La tragédie de Lac-Mégantic a fait le tour du monde en fin de semaine. L'ampleur du désastre au moment où l'actualité est particulièrement monotone n'explique pas tout: une constellation de villes et villages sont plantés au bord d'une voie ferrée. C'est ainsi que la symbiose est née: pas de ville, pas de train; pas de train, pas de ville.

C'est pourquoi aujourd'hui, à travers un continent où le transport ferroviaire de pétrole est en plein essor, des centaines de milliers de communautés se demandent si une telle catastrophe risque de survenir chez eux.

Tant de questions restent en suspens. Par exemple:

- Est-il sécuritaire d'abandonner un train sans surveillance?

L'événement s'est déroulé en l'absence du conducteur qui a mis les freins en laissant tourner le moteur, comme le veut la procédure. Est-il possible d'entrer dans la cabine d'une telle locomotive abandonnée? En 2010, deux locomotives ont déraillé à Farnham après que les freins aient été enlevés manuellement en l'absence du conducteur. Un employé interrogé par La Voix de l'Est avait soupçonné un méfait commis par «des jeunes». «On en pogne souvent à flâner dans la gare. Il arrive que des fois lorsqu'on rentre, l'aiguillage soit tourné dans la mauvaise direction. Ils ne sont pas conscients des risques. Les conséquences auraient pu être très graves.» Troublant.

- Le système de freins de sécurité sur ce genre de convoi est-il suffisant?

Hier, la compagnie ferroviaire a laissé entendre que c'est l'arrêt du moteur de la locomotive (après le départ du conducteur) qui pourrait avoir causé une chute de pression d'air dans les freins. Comment le convoi a-t-il pu rouler sans conducteur sur une si longue distance? N'existe-t-il pas un système de déclenchement automatique des freins si le mouvement n'a pas été autorisé par le conducteur?

- Quelles seront les conséquences environnementales?

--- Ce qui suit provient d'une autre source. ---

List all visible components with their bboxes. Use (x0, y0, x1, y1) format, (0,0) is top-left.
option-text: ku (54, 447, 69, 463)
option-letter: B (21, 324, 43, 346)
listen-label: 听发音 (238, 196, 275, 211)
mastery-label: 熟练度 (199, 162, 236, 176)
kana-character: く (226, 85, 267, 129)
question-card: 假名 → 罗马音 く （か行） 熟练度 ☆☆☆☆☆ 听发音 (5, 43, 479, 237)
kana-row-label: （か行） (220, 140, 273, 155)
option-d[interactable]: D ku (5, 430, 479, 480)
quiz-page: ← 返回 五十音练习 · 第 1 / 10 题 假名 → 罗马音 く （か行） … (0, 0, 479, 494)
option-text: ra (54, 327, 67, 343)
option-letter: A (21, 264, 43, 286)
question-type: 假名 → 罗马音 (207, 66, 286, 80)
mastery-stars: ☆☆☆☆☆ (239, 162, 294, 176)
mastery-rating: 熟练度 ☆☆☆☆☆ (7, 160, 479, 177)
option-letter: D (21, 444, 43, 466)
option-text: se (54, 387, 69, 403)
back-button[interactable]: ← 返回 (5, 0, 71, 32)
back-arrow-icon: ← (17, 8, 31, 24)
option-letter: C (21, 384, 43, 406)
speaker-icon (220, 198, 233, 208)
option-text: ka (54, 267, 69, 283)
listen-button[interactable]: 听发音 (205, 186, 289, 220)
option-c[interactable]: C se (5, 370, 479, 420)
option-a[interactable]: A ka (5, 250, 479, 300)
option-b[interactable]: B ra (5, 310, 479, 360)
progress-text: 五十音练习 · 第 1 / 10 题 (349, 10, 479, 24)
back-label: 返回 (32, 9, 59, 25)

Le pétrole n'a pas été totalement récupéré et une certaine quantité s'est déversée dans la rivière Chaudière. Combien? On l'ignore. Les indices montrent que les hydrocarbures cheminent en aval de la rivière... vers des municipalités qui y puisent leur eau potable.

- Combien de wagons devrait compter un convoi de pétrole brut?

La vocation des chemins de fer a changé et on y voit passer de plus en plus de matières dangereuses, dont du pétrole. Si le train avait transporté des passagers, le bilan humain aurait été lourd, mais le déraillement n'aurait pas causé autant de dévastation. Est-il sécuritaire de faire circuler un convoi constitué de 72 wagons-citernes de pétrole (ou de toute autre matière dangereuse inflammable) sur un chemin de fer comme celui qui passe à Lac-Mégantic?

La tragédie de Lac-Mégantic va au-delà de l'accident causé par une erreur humaine, de la négligence ou un bris mécanique. Ce ne sont pas seulement les Mégantiçois qui veulent savoir pourquoi le coeur de leur ville s'est évaporé dans une nuit d'été, mais tous ceux, d'un bout à l'autre du continent, qui ne veulent pas vivre le même cauchemar. 

Au nom de tous ceux qui vivent près d'une voie ferrée, nous avons droit à des réponses.